Here are a few ideas, given that you have your mutations represented in a VRanges
object (VariantAnnotation package):
Defined mutations: If you are only interested in e.g. C>T substitutions, you can subset your data along the lines of
vr_filt = subset(vr, ref(vr) %in% "C" & alt(vr) %in% "T")
and continue your analysis with this subset.
Visualization: You can have a look at the plotRainfall
function in the SomaticSignatures packages, and its documentation. It can give you an idea where interesting regions may be, and can serve as a starting point for an exploratory analysis.
Binning: A simple, yet effective analysis for kataegis can consist of counting the number of mutations in bins along the genome.
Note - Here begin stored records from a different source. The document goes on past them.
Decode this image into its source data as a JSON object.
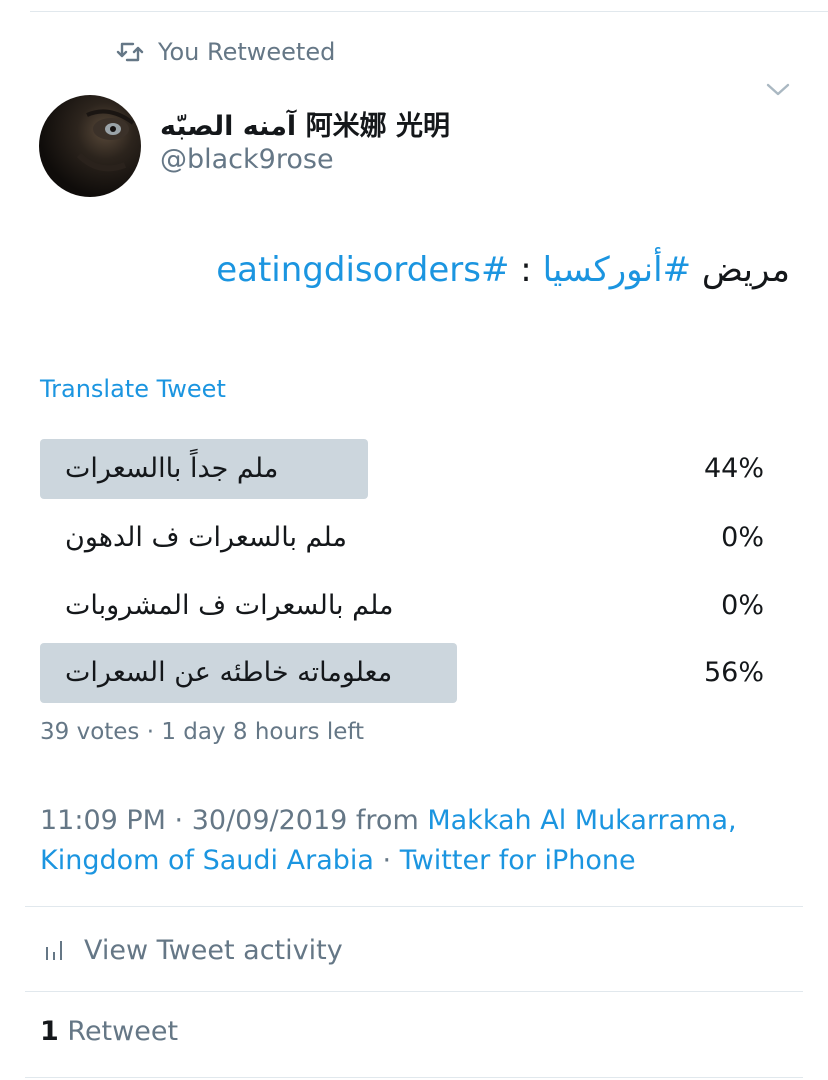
{
  "retweet_context": {
    "label": "You Retweeted",
    "icon": "retweet-icon"
  },
  "author": {
    "display_name": "آمنه الصبّه 阿米娜 光明",
    "handle": "@black9rose"
  },
  "tweet": {
    "word": "مريض",
    "hashtag_1": "#أنوركسيا",
    "separator": " : ",
    "hashtag_2": "#eatingdisorders"
  },
  "translate_label": "Translate Tweet",
  "poll": {
    "options": [
      {
        "label": "ملم جداً باالسعرات",
        "percent_text": "44%",
        "percent": 44
      },
      {
        "label": "ملم بالسعرات ف الدهون",
        "percent_text": "0%",
        "percent": 0
      },
      {
        "label": "ملم بالسعرات ف المشروبات",
        "percent_text": "0%",
        "percent": 0
      },
      {
        "label": "معلوماته خاطئه عن السعرات",
        "percent_text": "56%",
        "percent": 56
      }
    ],
    "meta": "39 votes · 1 day 8 hours left"
  },
  "timestamp": {
    "time_date": "11:09 PM · 30/09/2019 from ",
    "location": "Makkah Al Mukarrama, Kingdom of Saudi Arabia",
    "dot": " · ",
    "client": "Twitter for iPhone"
  },
  "activity_label": "View Tweet activity",
  "retweets": {
    "count": "1",
    "label": "Retweet"
  },
  "colors": {
    "link": "#1b95e0",
    "secondary_text": "#657786",
    "poll_bar": "#ccd6dd",
    "divider": "#e1e8ed"
  }
}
Here, you can leverage the extensive Ranges infrastructure with Bioconductor.
## divide the humen GRCh37 genome into 1 Mbp bins
bins = tileGenome(seqinfo(BSgenome.Hsapiens.1000genomes.hs37d5), tilewidth = 1e6, cut.last.tile.in.chrom = TRUE)
## count the number of mutations per bin
counts = countOverlaps(vr_filt, bins)
Distance between neighboring mutations: You can also compute the distant between adjacent mutations, and identify kataegis events this way. You may have a look at the gaps
method in GenomicRanges or the mutationDistance
function in SomaticSignatures for this; however, how you define this distance will also depend to some extend of the types of variants you are looking at.